Born: April 12, 1926
Felicia grew up in a Jewish family living in a predominantly Catholic neighborhood in the large, industrial city of Lodz. Her father's side of the family had lived in Poland for 400 years. He was the principal of a Jewish secondary school for boys. Known affectionately by family and friends as Lusia, Felicia attended a bilingual Jewish school in which both Hebraic and Polish subjects were taught.
1933-39: When Felicia was 12 she heard a lot of bad things about the Nazis. A Polish-born German Jewish refugee stayed next door. The Nazis made her leave, she said, and they killed her husband. Hearing her talk upset Felicia. Felicia lent her some of her books and tutored the woman's two little boys in Polish to help out. At school they said that Poland could beat Germany and that there was no need to worry. But in 1939 Germany invaded and occupied Poland.

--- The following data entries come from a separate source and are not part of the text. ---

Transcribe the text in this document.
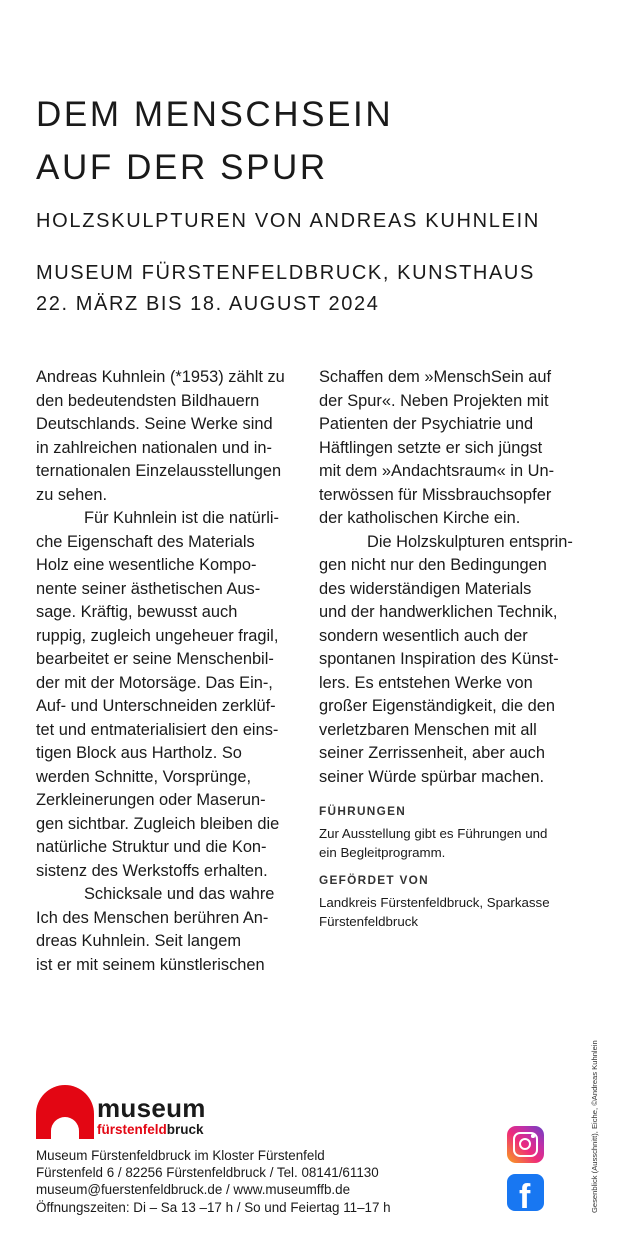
DEM MENSCHSEIN
AUF DER SPUR
HOLZSKULPTUREN VON ANDREAS KUHNLEIN
MUSEUM FÜRSTENFELDBRUCK, KUNSTHAUS
22. MÄRZ BIS 18. AUGUST 2024
Andreas Kuhnlein (*1953) zählt zu
den bedeutendsten Bildhauern
Deutschlands. Seine Werke sind
in zahlreichen nationalen und in-
ternationalen Einzelausstellungen
zu sehen.
Für Kuhnlein ist die natürli-
che Eigenschaft des Materials
Holz eine wesentliche Kompo-
nente seiner ästhetischen Aus-
sage. Kräftig, bewusst auch
ruppig, zugleich ungeheuer fragil,
bearbeitet er seine Menschenbil-
der mit der Motorsäge. Das Ein-,
Auf- und Unterschneiden zerklüf-
tet und entmaterialisiert den eins-
tigen Block aus Hartholz. So
werden Schnitte, Vorsprünge,
Zerkleinerungen oder Maserun-
gen sichtbar. Zugleich bleiben die
natürliche Struktur und die Kon-
sistenz des Werkstoffs erhalten.
Schicksale und das wahre
Ich des Menschen berühren An-
dreas Kuhnlein. Seit langem
ist er mit seinem künstlerischen
Schaffen dem »MenschSein auf
der Spur«. Neben Projekten mit
Patienten der Psychiatrie und
Häftlingen setzte er sich jüngst
mit dem »Andachtsraum« in Un-
terwössen für Missbrauchsopfer
der katholischen Kirche ein.
Die Holzskulpturen entsprin-
gen nicht nur den Bedingungen
des widerständigen Materials
und der handwerklichen Technik,
sondern wesentlich auch der
spontanen Inspiration des Künst-
lers. Es entstehen Werke von
großer Eigenständigkeit, die den
verletzbaren Menschen mit all
seiner Zerrissenheit, aber auch
seiner Würde spürbar machen.
FÜHRUNGEN
Zur Ausstellung gibt es Führungen und
ein Begleitprogramm.
GEFÖRDET VON
Landkreis Fürstenfeldbruck, Sparkasse
Fürstenfeldbruck
museum
fürstenfeldbruck
Museum Fürstenfeldbruck im Kloster Fürstenfeld
Fürstenfeld 6 / 82256 Fürstenfeldbruck / Tel. 08141/61130
museum@fuerstenfeldbruck.de / www.museumffb.de
Öffnungszeiten: Di – Sa 13 –17 h / So und Feiertag 11–17 h	f	Gesenblick (Ausschnitt), Eiche, ©Andreas Kuhnlein
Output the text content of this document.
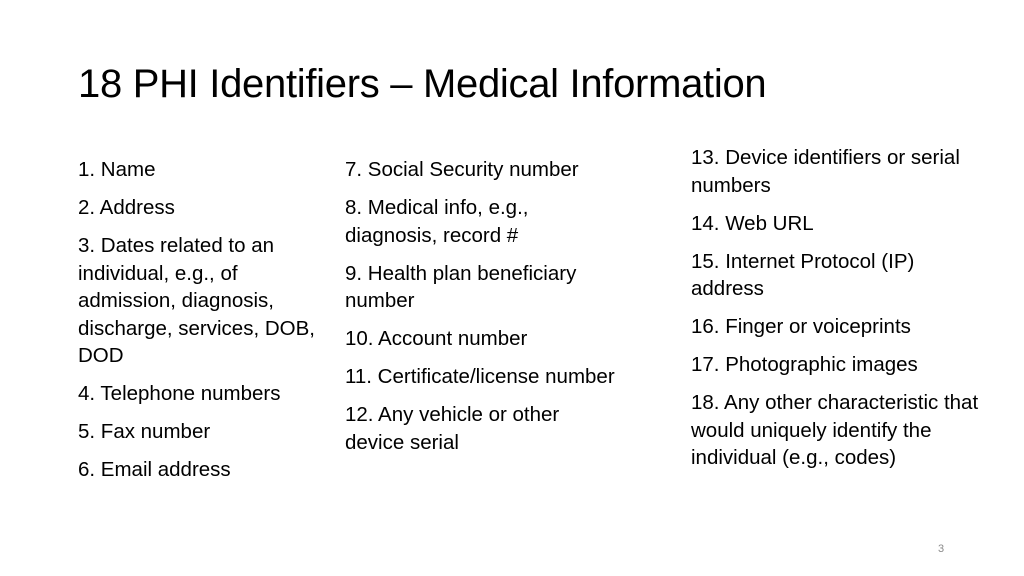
18 PHI Identifiers – Medical Information
1. Name
2. Address
3. Dates related to an individual, e.g., of admission, diagnosis, discharge, services, DOB, DOD
4. Telephone numbers
5. Fax number
6. Email address
7. Social Security number
8. Medical info, e.g., diagnosis, record #
9. Health plan beneficiary number
10. Account number
11. Certificate/license number
12. Any vehicle or other device serial
13. Device identifiers or serial numbers
14. Web URL
15. Internet Protocol (IP) address
16. Finger or voiceprints
17. Photographic images
18. Any other characteristic that would uniquely identify the individual (e.g., codes)
3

1940-44: In January 1940 Felicia and her family were forced to move into the ghetto. As Soviet forces approached in August 1944, the SS ordered us survivors to assemble near the rail tracks for "resettlement." As an incentive, they offered a loaf of bread to those who went willingly. Felicia's family's dread of "resettlement" outweighed their hunger--some of them hid in Felicia's father's second-floor office. They hoped that no one would notice them, but a child's cry gave them away. The police came upstairs and ordered them to line up.